AbsDataset#
AbsRerankerTrainDataset#
- class FlagEmbedding.abc.finetune.reranker.AbsRerankerTrainDataset(args: AbsRerankerDataArguments, tokenizer: PreTrainedTokenizer)[source]#
Abstract class for reranker training dataset.
- Parameters:
args (AbsRerankerDataArguments) – Data arguments.
tokenizer (PreTrainedTokenizer) – Tokenizer to use.
Methods#
- AbsRerankerTrainDataset.create_one_example(qry_encoding: str, doc_encoding: str)[source]#
Creates a single input example by encoding and preparing a query and document pair for the model.
- Parameters:
qry_encoding (str) – Query to be encoded.

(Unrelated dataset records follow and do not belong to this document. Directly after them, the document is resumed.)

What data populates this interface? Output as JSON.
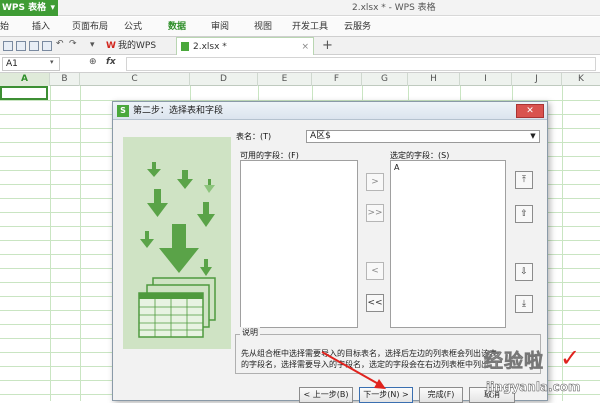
{
  "app": {
    "name": "WPS 表格",
    "doc_title": "2.xlsx * - WPS 表格"
  },
  "menu": {
    "items": [
      "始",
      "插入",
      "页面布局",
      "公式",
      "数据",
      "审阅",
      "视图",
      "开发工具",
      "云服务"
    ],
    "active": "数据"
  },
  "tabs": [
    {
      "label": "我的WPS"
    },
    {
      "label": "2.xlsx *"
    }
  ],
  "formula_bar": {
    "cell": "A1",
    "fx": "fx"
  },
  "columns": [
    "A",
    "B",
    "C",
    "D",
    "E",
    "F",
    "G",
    "H",
    "I",
    "J",
    "K"
  ],
  "dialog": {
    "title": "第二步：选择表和字段",
    "table_label": "表名：(T)",
    "table_value": "A区$",
    "available_label": "可用的字段：(F)",
    "selected_label": "选定的字段：(S)",
    "selected_fields": [
      "A"
    ],
    "move_buttons": [
      ">",
      ">>",
      "<",
      "<<"
    ],
    "order_buttons": [
      "⤒",
      "⇧",
      "⇩",
      "⤓"
    ],
    "desc_title": "说明",
    "desc_line1": "先从组合框中选择需要导入的目标表名，选择后左边的列表框会列出该表",
    "desc_line2": "的字段名，选择需要导入的字段名，选定的字段会在右边列表框中列出。",
    "buttons": {
      "prev": "< 上一步(B)",
      "next": "下一步(N) >",
      "finish": "完成(F)",
      "cancel": "取消"
    }
  },
  "watermark": {
    "line1": "经验啦",
    "line2": "jingyanla.com"
  },
  "colors": {
    "accent": "#3f9c35",
    "dialog_art": "#cfe3c4",
    "annotation": "#e0231e"
  }
}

doc_encoding (str) – Document to be encoded.
- Returns:
A dictionary containing tokenized and prepared inputs, ready for model consumption.
- Return type:
dict
AbsRerankerCollator#
- class FlagEmbedding.abc.finetune.reranker.AbsRerankerCollator(tokenizer: PreTrainedTokenizerBase, padding: bool | str | PaddingStrategy = True, max_length: int | None = None, pad_to_multiple_of: int | None = None, return_tensors: str = 'pt', query_max_len: int = 32, passage_max_len: int = 128)[source]#
The abstract reranker collator.
AbsLLMRerankerTrainDataset#
- class FlagEmbedding.abc.finetune.reranker.AbsLLMRerankerTrainDataset(args: AbsRerankerDataArguments, tokenizer: PreTrainedTokenizer)[source]#
Abstract class for LLM reranker training dataset.
- Parameters:
args (AbsRerankerDataArguments) – Data arguments.

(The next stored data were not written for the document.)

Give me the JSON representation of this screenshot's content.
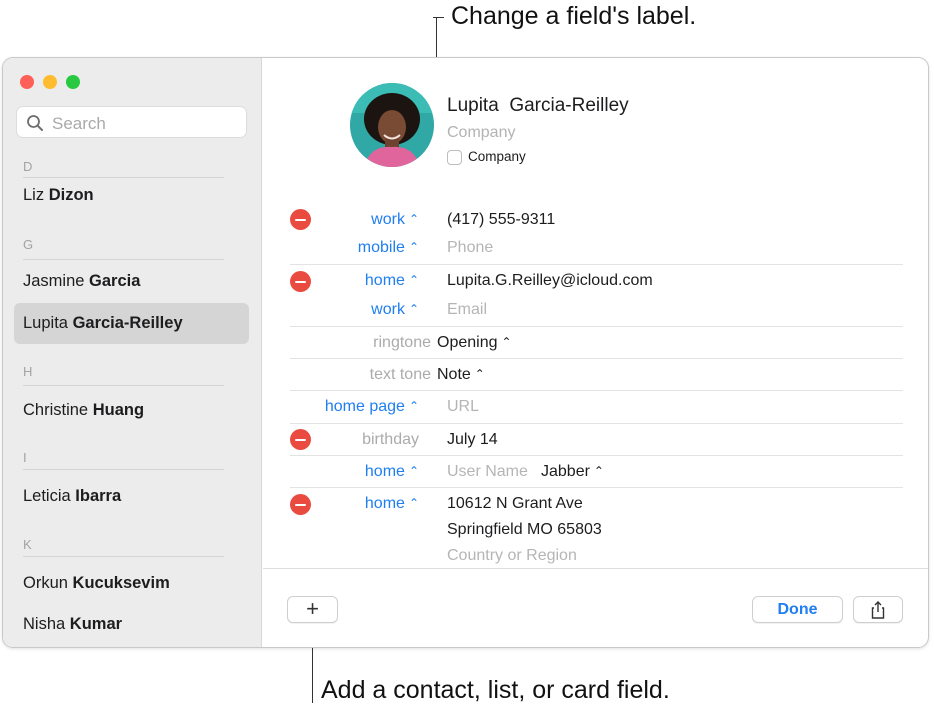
{
  "annotations": {
    "top": "Change a field's label.",
    "bottom": "Add a contact, list, or card field."
  },
  "window": {
    "colors": {
      "close": "#fe5f57",
      "minimize": "#febc2e",
      "maximize": "#28c840",
      "accent": "#1f7ef0",
      "remove": "#ea4b40"
    }
  },
  "sidebar": {
    "search_placeholder": "Search",
    "sections": [
      {
        "letter": "D",
        "contacts": [
          {
            "first": "Liz",
            "last": "Dizon"
          }
        ]
      },
      {
        "letter": "G",
        "contacts": [
          {
            "first": "Jasmine",
            "last": "Garcia"
          },
          {
            "first": "Lupita",
            "last": "Garcia-Reilley",
            "selected": true
          }
        ]
      },
      {
        "letter": "H",
        "contacts": [
          {
            "first": "Christine",
            "last": "Huang"
          }
        ]
      },
      {
        "letter": "I",
        "contacts": [
          {
            "first": "Leticia",
            "last": "Ibarra"
          }
        ]
      },
      {
        "letter": "K",
        "contacts": [
          {
            "first": "Orkun",
            "last": "Kucuksevim"
          },
          {
            "first": "Nisha",
            "last": "Kumar"
          }
        ]
      }
    ]
  },
  "card": {
    "name": "Lupita  Garcia-Reilley",
    "company_placeholder": "Company",
    "company_checkbox_label": "Company",
    "fields": {
      "phone1": {
        "label": "work",
        "value": "(417) 555-9311"
      },
      "phone2": {
        "label": "mobile",
        "placeholder": "Phone"
      },
      "email1": {
        "label": "home",
        "value": "Lupita.G.Reilley@icloud.com"
      },
      "email2": {
        "label": "work",
        "placeholder": "Email"
      },
      "ringtone": {
        "label": "ringtone",
        "value": "Opening"
      },
      "texttone": {
        "label": "text tone",
        "value": "Note"
      },
      "homepage": {
        "label": "home page",
        "placeholder": "URL"
      },
      "birthday": {
        "label": "birthday",
        "value": "July 14"
      },
      "im": {
        "label": "home",
        "placeholder": "User Name",
        "service": "Jabber"
      },
      "address": {
        "label": "home",
        "street": "10612 N Grant Ave",
        "city_line": "Springfield MO 65803",
        "country_placeholder": "Country or Region"
      }
    }
  },
  "footer": {
    "add_label": "+",
    "done_label": "Done",
    "share_icon": "share-icon"
  }
}
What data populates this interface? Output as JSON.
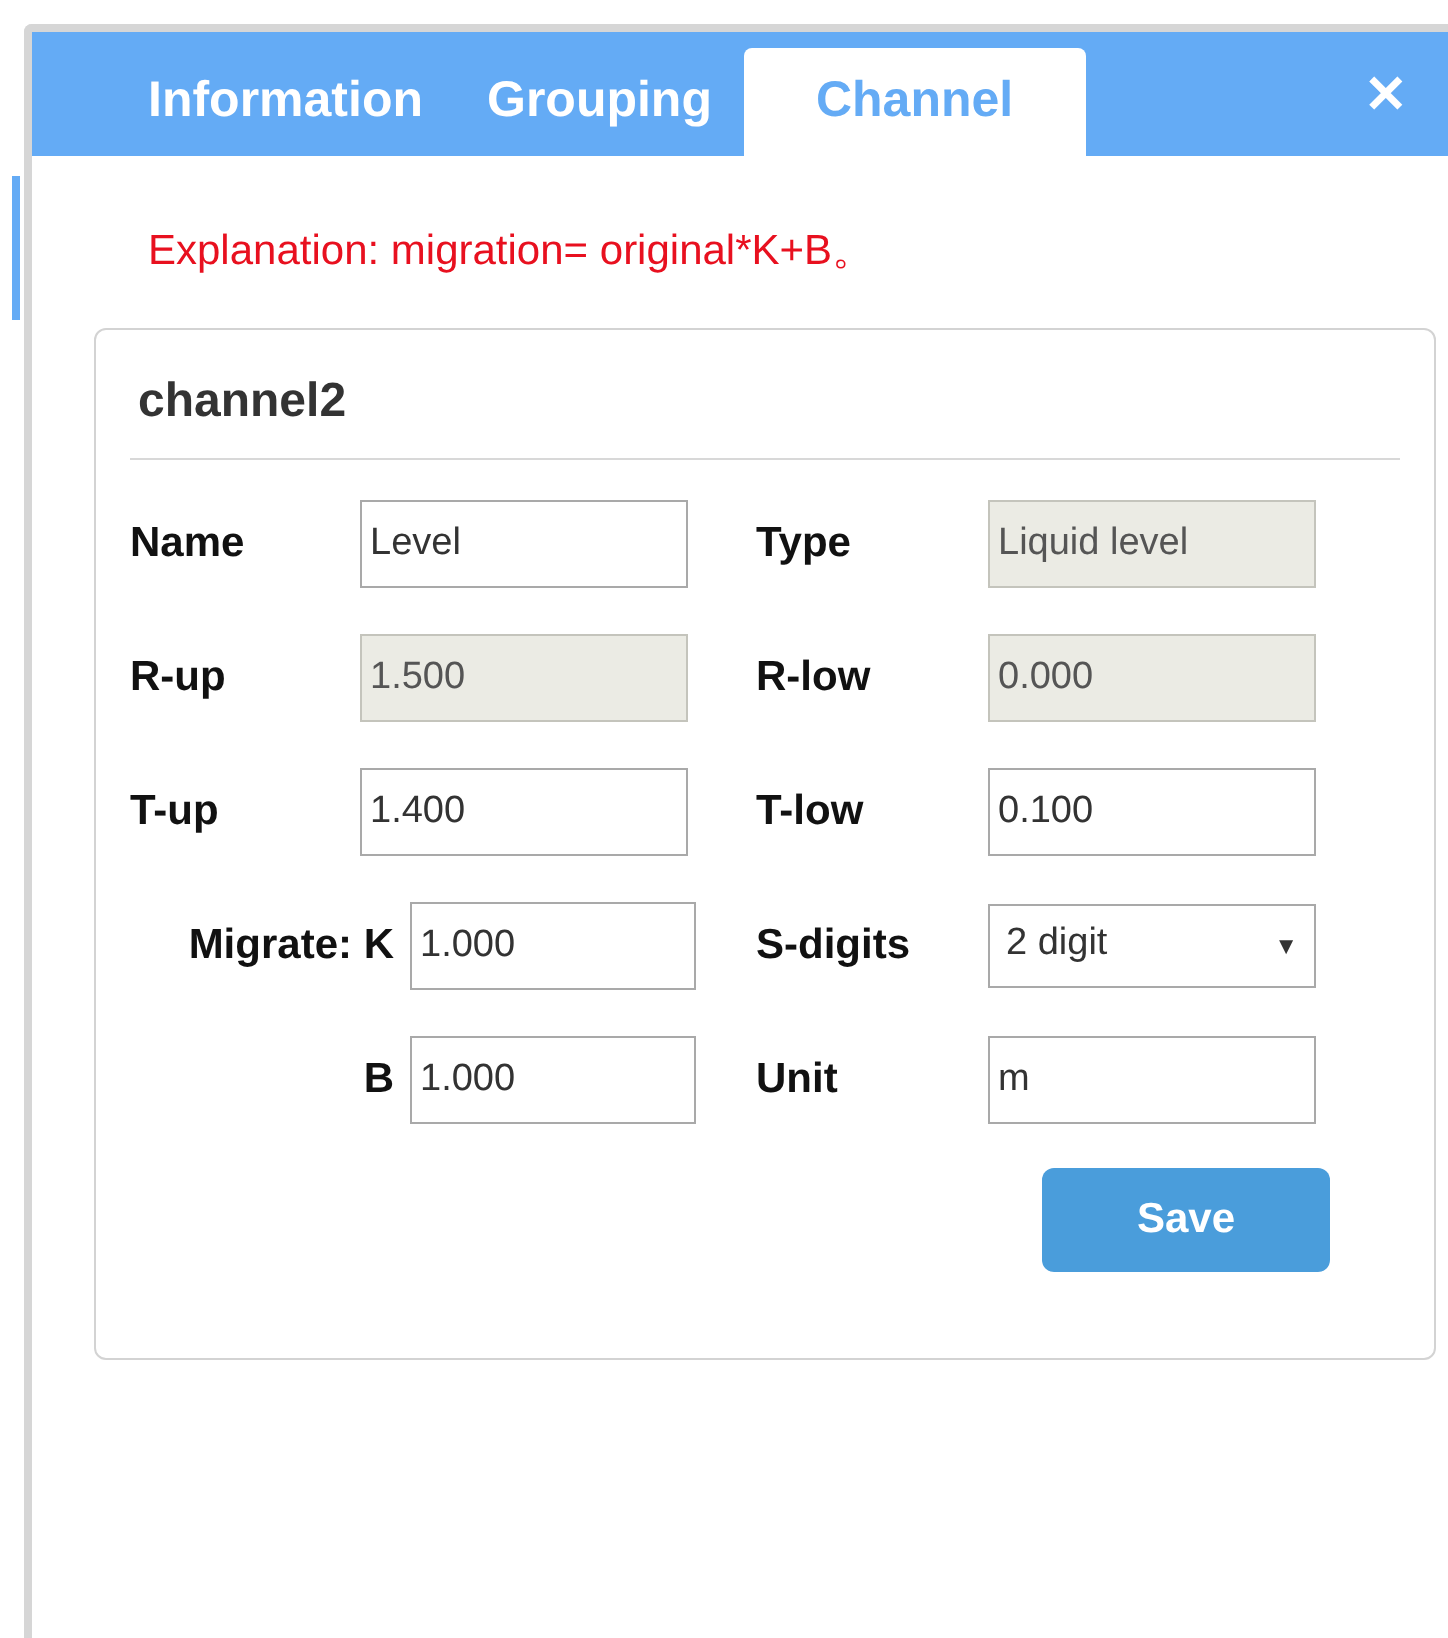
{
  "tabs": [
    {
      "label": "Information",
      "selected": false
    },
    {
      "label": "Grouping",
      "selected": false
    },
    {
      "label": "Channel",
      "selected": true
    }
  ],
  "close_button": "✕",
  "explanation": "Explanation: migration= original*K+B。",
  "card": {
    "title": "channel2",
    "rows": [
      {
        "left": {
          "label": "Name",
          "kind": "plain",
          "field": {
            "kind": "input",
            "value": "Level"
          }
        },
        "right": {
          "label": "Type",
          "field": {
            "kind": "readonly",
            "value": "Liquid level"
          }
        }
      },
      {
        "left": {
          "label": "R-up",
          "kind": "plain",
          "field": {
            "kind": "readonly",
            "value": "1.500"
          }
        },
        "right": {
          "label": "R-low",
          "field": {
            "kind": "readonly",
            "value": "0.000"
          }
        }
      },
      {
        "left": {
          "label": "T-up",
          "kind": "plain",
          "field": {
            "kind": "input",
            "value": "1.400"
          }
        },
        "right": {
          "label": "T-low",
          "field": {
            "kind": "input",
            "value": "0.100"
          }
        }
      },
      {
        "left": {
          "label": "Migrate: K",
          "kind": "coefficient",
          "field": {
            "kind": "input",
            "value": "1.000"
          }
        },
        "right": {
          "label": "S-digits",
          "field": {
            "kind": "select",
            "value": "2 digit",
            "arrow": "▼"
          }
        }
      },
      {
        "left": {
          "label": "B",
          "kind": "coefficient",
          "field": {
            "kind": "input",
            "value": "1.000"
          }
        },
        "right": {
          "label": "Unit",
          "field": {
            "kind": "input",
            "value": "m"
          }
        }
      }
    ],
    "save_button": "Save"
  }
}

tokenizer (PreTrainedTokenizer) – Tokenizer to use.
AbsLLMRerankerCollator#
- class FlagEmbedding.abc.finetune.reranker.AbsLLMRerankerCollator(tokenizer: PreTrainedTokenizerBase, model: Any | None = None, padding: bool | str | PaddingStrategy = True, max_length: int | None = None, pad_to_multiple_of: int | None = None, label_pad_token_id: int = -100, return_tensors: str = 'pt', query_max_len: int = 32, passage_max_len: int = 128)[source]#
Wrapper that does conversion from List[Tuple[encode_qry, encode_psg]] to List[qry], List[psg] and pass batch separately to the actual collator. Abstract out data detail for the model.